Turner Classic Movies (TCM) will be airing three consecutive Jean Seberg films July 29 & 30, 2015. These early films are interesting because they were made in the immediate years after Seberg's debut
in "Saint Joan" and show her progression as an actress. Plus they are entertaining in their own way!
Jean Seberg and David Niven in "Bonjour Tristesse".
"Bonjour Tristesse" July 29 11:00 PM (CST) is the second film Seberg made with Otto Preminger. The drama was based on the French bestselling novel (in fact, Seberg and several of her contemporaries read the book while in high school). While the film was met with mixed reviews when first released, it is now considered a classic by many film critics. Co-starring David Niven, Deborah Kerr, and Seberg's friend Mylene Demongeot (who can be seen in our documentary "Movie Star: The Secret Lives of Jean Seberg").
Jean-Paul Belmondo and Jean Seberg, "Breathless".
"Breathless" July 30 1:00 AM (CST) is the groundbreaking film that was an instant classic when first released 55 years ago as it is today. It ushered in the French New Wave style of filmmaking and made stars of Jean-Paul Belmondo and director Jean-Luc Godard. Seberg, who was living in France with her then-husband Francois Moreuil (also featured in "Movie Star") was convinced by him to be in "Breathless". The financial backers also wanted a name to be in the film to help generate ticket sales and Seberg filled the ticket. It's also the first film in which audiences saw a natural Seberg: Godard allowed her much freedom in the interpretation of the character she played. And her instincts come through for
the first time on film.
Peter Sellers and Jean Seberg in "The Mouse That Roared".

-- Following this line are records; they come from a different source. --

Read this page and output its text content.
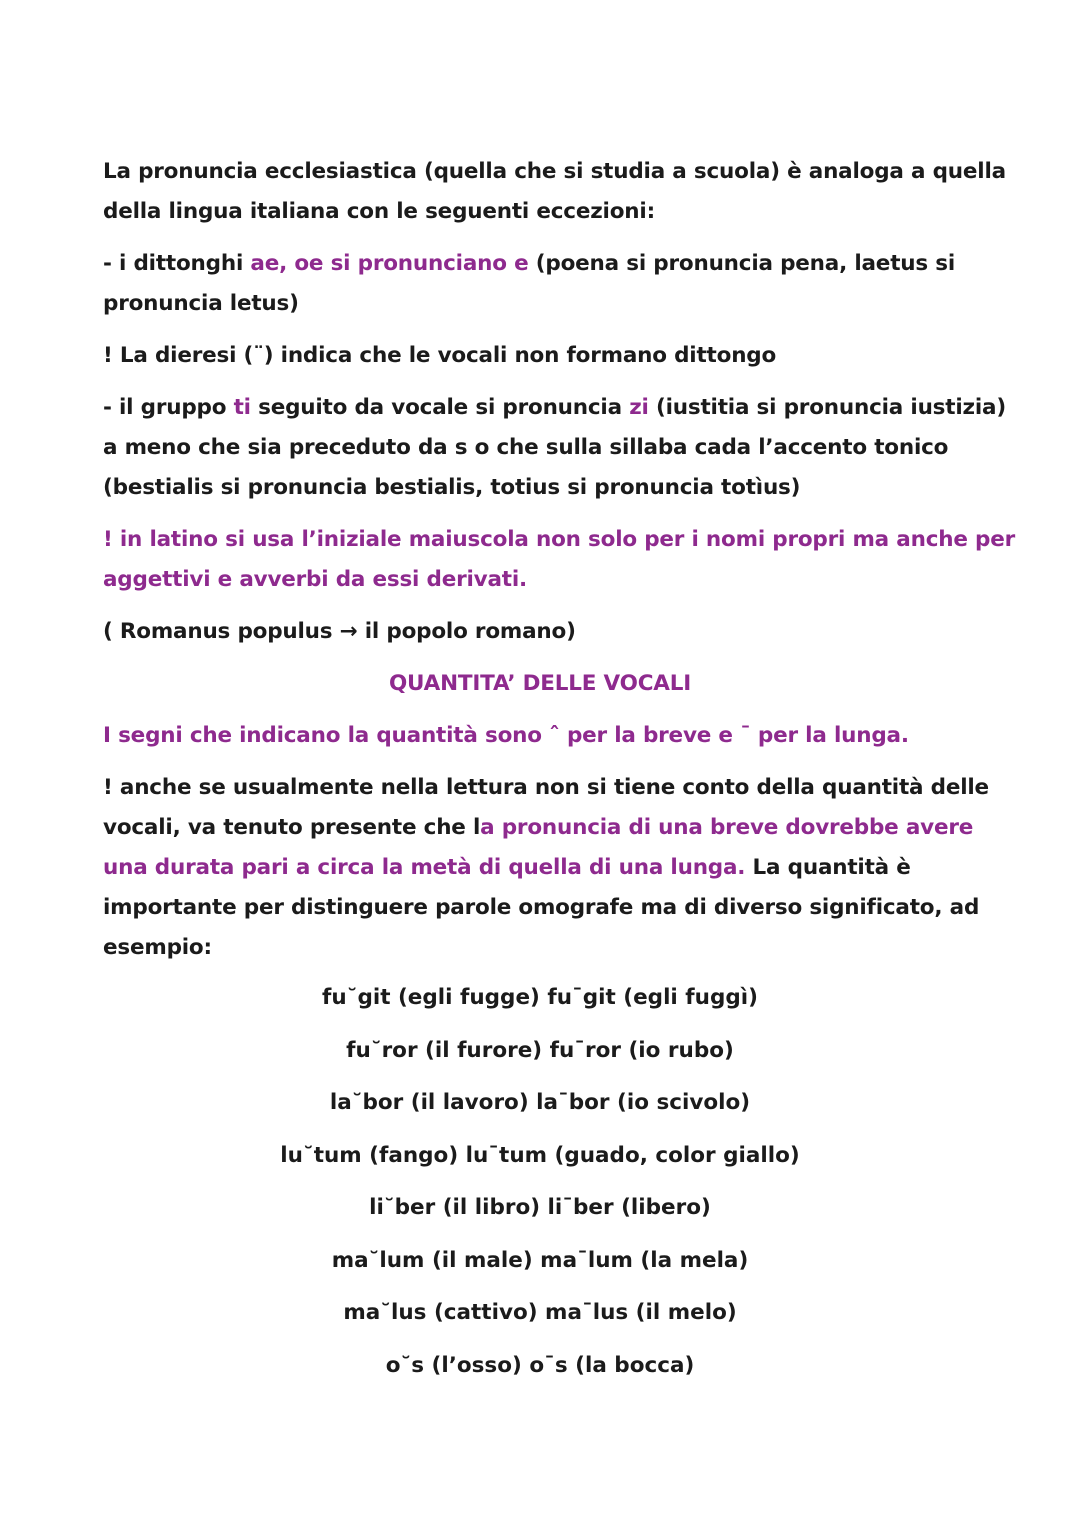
La pronuncia ecclesiastica (quella che si studia a scuola) è analoga a quella
della lingua italiana con le seguenti eccezioni:
- i dittonghi ae, oe si pronunciano e (poena si pronuncia pena, laetus si
pronuncia letus)
! La dieresi (¨) indica che le vocali non formano dittongo
- il gruppo ti seguito da vocale si pronuncia zi (iustitia si pronuncia iustizia)
a meno che sia preceduto da s o che sulla sillaba cada l’accento tonico
(bestialis si pronuncia bestialis, totius si pronuncia totìus)
! in latino si usa l’iniziale maiuscola non solo per i nomi propri ma anche per
aggettivi e avverbi da essi derivati.
( Romanus populus → il popolo romano)
QUANTITA’ DELLE VOCALI
I segni che indicano la quantità sono ˆ per la breve e ˉ per la lunga.
! anche se usualmente nella lettura non si tiene conto della quantità delle
vocali, va tenuto presente che la pronuncia di una breve dovrebbe avere
una durata pari a circa la metà di quella di una lunga. La quantità è
importante per distinguere parole omografe ma di diverso significato, ad
esempio:
fu˘git (egli fugge) fuˉgit (egli fuggì)
fu˘ror (il furore) fuˉror (io rubo)
la˘bor (il lavoro) laˉbor (io scivolo)
lu˘tum (fango) luˉtum (guado, color giallo)
li˘ber (il libro) liˉber (libero)
ma˘lum (il male) maˉlum (la mela)
ma˘lus (cattivo) maˉlus (il melo)
o˘s (l’osso) oˉs (la bocca)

"The Mouse That Roared" July 30 2:45 AM (CST) was really Seberg's third film and her first after Otto Preminger sold her contract to Columbia Pictures which had distributed "Bonjour Tristesse". Directed by Jack Arnold, this comedy was an instant box office hit fueled by favorable reviews and the discovery (to many non-UK audiences) of Peter Sellers who plays three roles in the film. According to Arnold, it made more than $80 million in all markets by the mid-1980s. Seberg comes across fine in the film but was trying to unlearn the Preminger method of filmmaking. Both Arnold and Sellers were kind
and felt a closeness to her in the years that followed.